Este estilo de mezcolanza y ese afán didáctico encontramos igualmente en Pedro Mexía o Antonio de Torquemada; pero Michel de Montaigne lo lleva a la cumbre en sus ensayos, que a partir de entonces parecen exigir una intromisión personal del autor, por ejemplo con el uso prácticamente obligado de la primera persona. En Montaigne no hay afán erudito, sino de autoconocimiento a través del diálogo con los autores del pasado. El ensayo continúa a partir de aquí una historia propia, fecunda y especialmente rica en la lengua inglesa. Pero si añadimos la brevedad a este estilo de miscelánea y acumulación llegamos a las anotaciones de Lichtenberg, mal llamadas aforismos, ya que el aforismo casi siempre viene cargado de brevilocuencia gnómica. Además, Lichtenberg llama a sus anotaciones “borradores”. Los cuadernos son obras de experimentación, de ensayo de ideas, donde se permite redacciones de cierta extensión en ocasiones, como paso previo o tanteo de lo que más tarde se debe ofrecer resumido y liberado de lo innecesario. No introduce ningún orden, advierte, porque el orden es hijo de la reflexión, y sus cuadernos han sido escritor a vuela pluma.

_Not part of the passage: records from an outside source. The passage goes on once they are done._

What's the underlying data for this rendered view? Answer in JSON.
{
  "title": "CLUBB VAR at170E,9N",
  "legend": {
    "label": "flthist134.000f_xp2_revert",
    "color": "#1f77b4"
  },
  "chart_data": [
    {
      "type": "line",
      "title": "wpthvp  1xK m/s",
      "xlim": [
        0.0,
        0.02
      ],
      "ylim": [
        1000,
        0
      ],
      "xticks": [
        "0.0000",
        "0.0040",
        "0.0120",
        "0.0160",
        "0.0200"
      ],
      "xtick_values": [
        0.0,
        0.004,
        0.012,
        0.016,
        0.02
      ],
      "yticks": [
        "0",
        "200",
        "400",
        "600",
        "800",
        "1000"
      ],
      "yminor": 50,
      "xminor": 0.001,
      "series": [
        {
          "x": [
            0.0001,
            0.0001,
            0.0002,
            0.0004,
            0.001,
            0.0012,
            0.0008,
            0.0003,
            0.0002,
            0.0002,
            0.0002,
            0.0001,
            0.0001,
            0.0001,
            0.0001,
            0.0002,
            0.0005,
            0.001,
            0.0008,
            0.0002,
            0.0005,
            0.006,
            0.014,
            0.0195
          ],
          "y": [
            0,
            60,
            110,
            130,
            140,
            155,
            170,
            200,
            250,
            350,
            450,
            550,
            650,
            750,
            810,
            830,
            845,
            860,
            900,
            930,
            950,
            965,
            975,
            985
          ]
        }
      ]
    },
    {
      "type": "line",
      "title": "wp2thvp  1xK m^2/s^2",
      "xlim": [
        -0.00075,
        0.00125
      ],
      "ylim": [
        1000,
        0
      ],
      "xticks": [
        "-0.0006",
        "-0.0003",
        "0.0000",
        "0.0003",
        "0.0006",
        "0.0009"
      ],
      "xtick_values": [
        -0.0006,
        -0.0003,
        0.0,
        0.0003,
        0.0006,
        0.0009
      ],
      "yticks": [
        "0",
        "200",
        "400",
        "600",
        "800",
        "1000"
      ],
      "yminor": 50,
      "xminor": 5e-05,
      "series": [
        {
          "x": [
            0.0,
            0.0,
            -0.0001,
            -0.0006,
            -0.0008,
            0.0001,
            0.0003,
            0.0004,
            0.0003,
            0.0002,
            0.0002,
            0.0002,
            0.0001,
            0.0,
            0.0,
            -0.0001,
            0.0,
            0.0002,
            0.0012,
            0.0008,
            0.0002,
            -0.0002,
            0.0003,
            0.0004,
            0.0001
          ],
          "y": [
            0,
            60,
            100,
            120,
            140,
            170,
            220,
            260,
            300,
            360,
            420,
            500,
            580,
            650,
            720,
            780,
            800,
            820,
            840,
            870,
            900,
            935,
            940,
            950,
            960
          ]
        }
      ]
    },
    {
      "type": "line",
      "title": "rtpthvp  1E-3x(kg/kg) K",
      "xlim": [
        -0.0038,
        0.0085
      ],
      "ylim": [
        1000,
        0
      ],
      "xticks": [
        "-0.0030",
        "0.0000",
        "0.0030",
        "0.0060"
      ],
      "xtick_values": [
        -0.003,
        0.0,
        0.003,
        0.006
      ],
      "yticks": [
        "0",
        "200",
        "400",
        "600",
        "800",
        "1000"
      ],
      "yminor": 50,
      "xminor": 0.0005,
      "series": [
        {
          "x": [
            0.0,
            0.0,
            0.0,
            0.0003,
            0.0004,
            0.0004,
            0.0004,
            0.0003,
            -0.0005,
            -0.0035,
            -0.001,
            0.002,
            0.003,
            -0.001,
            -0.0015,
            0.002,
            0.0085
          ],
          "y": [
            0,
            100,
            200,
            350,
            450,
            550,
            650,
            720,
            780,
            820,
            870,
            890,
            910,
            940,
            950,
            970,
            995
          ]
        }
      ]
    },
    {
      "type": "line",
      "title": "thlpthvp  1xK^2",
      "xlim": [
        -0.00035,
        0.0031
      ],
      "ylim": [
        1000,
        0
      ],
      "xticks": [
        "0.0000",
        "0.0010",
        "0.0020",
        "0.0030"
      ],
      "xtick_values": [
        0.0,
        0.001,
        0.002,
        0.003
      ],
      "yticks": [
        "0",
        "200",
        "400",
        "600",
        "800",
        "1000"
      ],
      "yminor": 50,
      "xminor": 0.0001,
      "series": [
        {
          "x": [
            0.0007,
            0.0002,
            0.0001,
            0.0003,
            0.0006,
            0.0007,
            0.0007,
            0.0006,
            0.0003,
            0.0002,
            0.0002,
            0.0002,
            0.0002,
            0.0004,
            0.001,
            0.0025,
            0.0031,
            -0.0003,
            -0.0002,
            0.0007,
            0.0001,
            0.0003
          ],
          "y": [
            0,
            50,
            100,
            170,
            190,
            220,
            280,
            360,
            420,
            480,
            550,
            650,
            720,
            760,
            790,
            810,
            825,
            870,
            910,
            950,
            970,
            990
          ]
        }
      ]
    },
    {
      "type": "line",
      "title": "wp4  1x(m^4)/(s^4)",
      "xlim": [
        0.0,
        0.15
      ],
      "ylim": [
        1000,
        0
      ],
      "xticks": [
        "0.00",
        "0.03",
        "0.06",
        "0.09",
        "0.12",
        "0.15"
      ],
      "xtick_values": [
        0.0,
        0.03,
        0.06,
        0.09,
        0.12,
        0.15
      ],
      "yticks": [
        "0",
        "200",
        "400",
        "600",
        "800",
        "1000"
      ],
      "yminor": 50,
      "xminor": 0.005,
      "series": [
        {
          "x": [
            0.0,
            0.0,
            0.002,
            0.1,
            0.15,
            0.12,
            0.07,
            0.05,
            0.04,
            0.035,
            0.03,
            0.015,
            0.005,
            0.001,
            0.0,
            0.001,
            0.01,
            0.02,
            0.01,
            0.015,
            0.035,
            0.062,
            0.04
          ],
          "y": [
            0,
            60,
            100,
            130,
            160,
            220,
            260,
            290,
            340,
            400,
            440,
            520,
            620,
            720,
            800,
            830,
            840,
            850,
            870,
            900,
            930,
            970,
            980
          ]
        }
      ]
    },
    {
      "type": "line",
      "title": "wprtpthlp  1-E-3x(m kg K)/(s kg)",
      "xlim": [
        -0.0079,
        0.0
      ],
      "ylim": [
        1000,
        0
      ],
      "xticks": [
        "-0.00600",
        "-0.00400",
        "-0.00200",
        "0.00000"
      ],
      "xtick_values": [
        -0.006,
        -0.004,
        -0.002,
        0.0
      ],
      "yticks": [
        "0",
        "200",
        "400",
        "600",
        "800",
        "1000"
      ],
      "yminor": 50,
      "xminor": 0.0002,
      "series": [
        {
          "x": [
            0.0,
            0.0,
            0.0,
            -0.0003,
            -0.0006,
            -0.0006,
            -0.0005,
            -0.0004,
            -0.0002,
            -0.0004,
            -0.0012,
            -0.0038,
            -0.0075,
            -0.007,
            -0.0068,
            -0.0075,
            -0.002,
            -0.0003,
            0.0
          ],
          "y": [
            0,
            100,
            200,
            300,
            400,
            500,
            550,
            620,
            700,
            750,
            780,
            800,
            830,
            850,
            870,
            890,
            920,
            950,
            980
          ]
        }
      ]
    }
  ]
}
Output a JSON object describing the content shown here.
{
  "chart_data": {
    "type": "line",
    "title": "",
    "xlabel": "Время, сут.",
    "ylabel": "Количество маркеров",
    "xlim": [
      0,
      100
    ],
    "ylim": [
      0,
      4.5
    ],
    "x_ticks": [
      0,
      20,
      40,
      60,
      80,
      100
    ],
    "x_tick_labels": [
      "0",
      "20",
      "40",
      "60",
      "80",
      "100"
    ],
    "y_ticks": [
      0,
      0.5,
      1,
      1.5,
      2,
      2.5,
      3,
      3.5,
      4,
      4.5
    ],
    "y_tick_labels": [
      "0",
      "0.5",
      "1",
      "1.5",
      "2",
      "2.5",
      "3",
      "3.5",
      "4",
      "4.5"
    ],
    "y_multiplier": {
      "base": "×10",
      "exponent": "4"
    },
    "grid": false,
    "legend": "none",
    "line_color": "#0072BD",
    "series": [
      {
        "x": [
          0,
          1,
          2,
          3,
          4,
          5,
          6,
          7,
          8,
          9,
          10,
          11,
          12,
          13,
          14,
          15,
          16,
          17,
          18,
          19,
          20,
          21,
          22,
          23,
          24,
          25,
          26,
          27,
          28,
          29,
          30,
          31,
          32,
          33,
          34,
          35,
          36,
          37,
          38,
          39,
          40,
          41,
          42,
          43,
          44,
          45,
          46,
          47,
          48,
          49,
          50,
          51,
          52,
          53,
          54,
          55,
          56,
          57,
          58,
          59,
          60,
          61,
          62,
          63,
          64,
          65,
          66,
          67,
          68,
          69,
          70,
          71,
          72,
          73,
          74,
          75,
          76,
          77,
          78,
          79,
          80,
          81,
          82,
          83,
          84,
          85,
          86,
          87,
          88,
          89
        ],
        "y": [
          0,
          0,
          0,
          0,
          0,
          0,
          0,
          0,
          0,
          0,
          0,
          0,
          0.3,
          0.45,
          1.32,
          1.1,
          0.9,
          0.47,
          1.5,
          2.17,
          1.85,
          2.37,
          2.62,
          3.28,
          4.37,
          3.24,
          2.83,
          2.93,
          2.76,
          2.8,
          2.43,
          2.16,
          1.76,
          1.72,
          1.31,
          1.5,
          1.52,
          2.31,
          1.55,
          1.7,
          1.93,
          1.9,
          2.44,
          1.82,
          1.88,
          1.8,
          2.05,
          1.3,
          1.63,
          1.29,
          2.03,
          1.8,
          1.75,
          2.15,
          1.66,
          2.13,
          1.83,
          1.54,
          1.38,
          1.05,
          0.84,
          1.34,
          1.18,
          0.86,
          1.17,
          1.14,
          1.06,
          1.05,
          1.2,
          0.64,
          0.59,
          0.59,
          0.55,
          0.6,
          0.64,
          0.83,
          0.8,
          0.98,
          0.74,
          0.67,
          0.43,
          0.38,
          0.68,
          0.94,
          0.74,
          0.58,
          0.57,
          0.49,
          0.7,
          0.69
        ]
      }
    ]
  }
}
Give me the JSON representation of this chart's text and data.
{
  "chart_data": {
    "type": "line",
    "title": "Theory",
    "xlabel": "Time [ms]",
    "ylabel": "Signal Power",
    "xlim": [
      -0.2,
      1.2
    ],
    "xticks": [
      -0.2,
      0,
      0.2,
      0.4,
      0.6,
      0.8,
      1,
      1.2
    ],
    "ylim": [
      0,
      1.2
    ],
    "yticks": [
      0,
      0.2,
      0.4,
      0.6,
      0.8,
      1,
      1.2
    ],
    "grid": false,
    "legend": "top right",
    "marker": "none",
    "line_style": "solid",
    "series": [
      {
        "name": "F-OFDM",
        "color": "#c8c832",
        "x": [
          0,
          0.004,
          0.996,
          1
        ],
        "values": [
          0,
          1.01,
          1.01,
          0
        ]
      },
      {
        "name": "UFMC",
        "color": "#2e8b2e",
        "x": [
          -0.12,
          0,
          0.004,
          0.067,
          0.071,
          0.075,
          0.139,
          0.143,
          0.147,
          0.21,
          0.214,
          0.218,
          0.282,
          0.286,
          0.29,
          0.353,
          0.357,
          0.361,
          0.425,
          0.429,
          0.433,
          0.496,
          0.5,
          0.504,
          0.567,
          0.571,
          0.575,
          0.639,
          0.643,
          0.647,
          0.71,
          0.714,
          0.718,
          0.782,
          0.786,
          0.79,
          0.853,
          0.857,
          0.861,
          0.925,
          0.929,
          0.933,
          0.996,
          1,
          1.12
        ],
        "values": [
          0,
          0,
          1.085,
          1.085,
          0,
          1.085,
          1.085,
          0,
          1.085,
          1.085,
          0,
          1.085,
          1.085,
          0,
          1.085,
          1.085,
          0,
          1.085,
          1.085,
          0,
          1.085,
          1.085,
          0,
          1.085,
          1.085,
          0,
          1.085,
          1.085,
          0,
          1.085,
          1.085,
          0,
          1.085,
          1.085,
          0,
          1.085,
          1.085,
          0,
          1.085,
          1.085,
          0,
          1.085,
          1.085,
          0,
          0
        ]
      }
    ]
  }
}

Aunque en ocasiones Lichtenberg anota posibles tramas fantásticas, es Nicolas Chamfort quien junto a la variada brevedad, a la modestia y el carácter personal de sus escritos añade un rasgo nuevo: la narración. Relatos pequeños hubo desde antiguo, pero normalmente con tendencia moralista; en las “bagatelas” de Chamfort, según Albert Camus, encontraríamos un “novela desorganizada”. Por tanto, si el cuentista se expresaba anteriormente con tintes morales (lo que casi siempre estropeaba su obra), ahora es el moralista quien se expresa con pulso narrativo, lo que resulta distinto y novedoso, como si fuera un fabulista sin didactismo.
Un Esopo sin moralejas o amoral es precisamente Ambrose Bierce en su Fabulario Fantástico, y fantástico también amén de anecdótico parece Charles Nodier y su colección Infernaliana, mientras Turgueniev escribe al final de su vida piezas varias (sueños, minicuentos y escenas) que se compilarán en un volumen de retales. Estas minucias ya están aliadas con el relato, pero se las llama todavía “poemas en prosa”, siguiendo la pauta del maestro Baudelaire y de Aloysius Bertrand, que iniciaron la senda continuada después por Kafka, quien vuelve a fundar definitivamente el género que hoy llamamos minicuento o microrrelato con los rasgos que accidental y explícitamente poseen sus anotaciones de cuaderno: fragmentarismo y unidad erizoidea, ambigüedad, concisión lacónica, autoexploración, tendencia a la tesis y ocasional golpe de efecto, sentido lúdico, densidad lingüística... Se trata de brevedades, es cierto, pero con la singularidad de crecer a medida que se las poda.